The Heroic Sacrifice in Family Films: A total cop out

Disney movies are the ultimate example of heroic sacrifices. Tangled, Frozen and a host of others display this. The problem: it's a total cop-out. (Flickr/Scarlett1854)

The “heroic sacrifice” is a trope that I’m sure everyone has seen before. Basically, a hero saves another character from being harmed, and is injured or more likely killed in the process. Sound familiar? This emotionally manipulative trope is often used in family-friendly films to pull on the audience’s heartstrings, and usually the sacrificed characters come back to life even better than they were before.

For instance, in “Tangled,” Flynn Rider is stabbed by Mother Gothel, who tries to take away Rapunzel and leave him to die. Rapunzel promises to stay in lifelong captivity with Mother Gothel if she’s allowed to heal Flynn with her magical hair. However, unwilling to allow Rapunzel to be imprisoned forever because of him, Flynn slices off her hair, turning it from golden blonde to brown, destroying its magic, and performing a heroic sacrifice of his own.

Of course there’s still a happy ending. As Flynn dies, one of Rapunzel's tears, which still contains the sun's power, lands on him and brings him back to life.

In “Frozen,” Elsa accidentally “freezes” her sister Anna’s heart. The only thing that can save Anna is an “act of true love,” naturally. As Anna grows more and more frozen over the course of the film, it becomes clear that she needs to be saved as soon as possible. However, Anna decides to sacrifice a kiss from Kristoff in order to allow herself to freeze to death to block Prince Hans’ attack on Elsa.
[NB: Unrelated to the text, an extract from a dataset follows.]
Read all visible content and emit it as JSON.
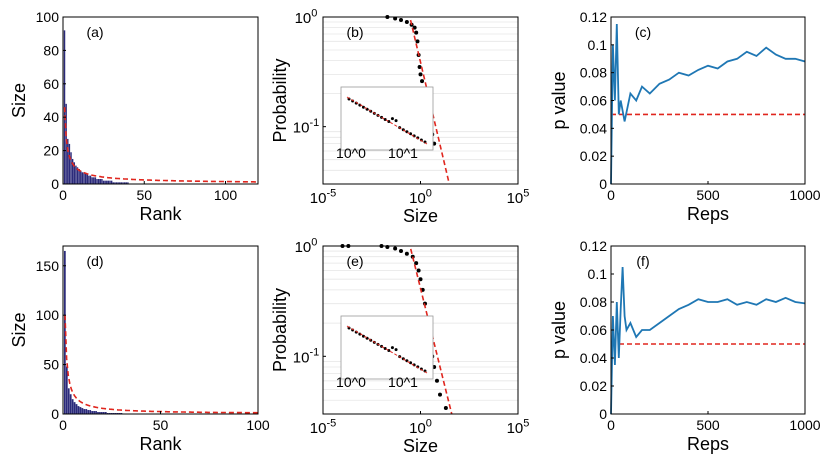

This ends up being the “act of true love” that saves her. She thaws and is restored to life a few moments after her sister gets the chance to cry in anguish over her death.

In “Pinocchio,” the puppet gives up his own life in order to save his “father” Geppetto from the giant whale Monstro after the man begins to sink into the sea. Pinocchio makes this sacrifice in spite of Geppetto's plea that Pinocchio swim to shore and save himself instead. However, the Blue Fairy, who brought Pinocchio to life in the first place, decides that the puppet’s sacrifice has proven that he’s brave, unselfish and truthful. Because of this, she allows him to be reborn as a real human boy.

The “heroic sacrifice” is probably one of the most irritating tropes to me because I think it’s often used to merely manipulate the audience’s emotions, and it’s usually completely see-through. I find it incredibly frustrating and lazy that family film after family film continues to employ this over-used trope of a character sacrificing their own life for someone they love, which anyone over the age of eight knows will be reversed within five minutes so that the movie can have its storybook happy ending.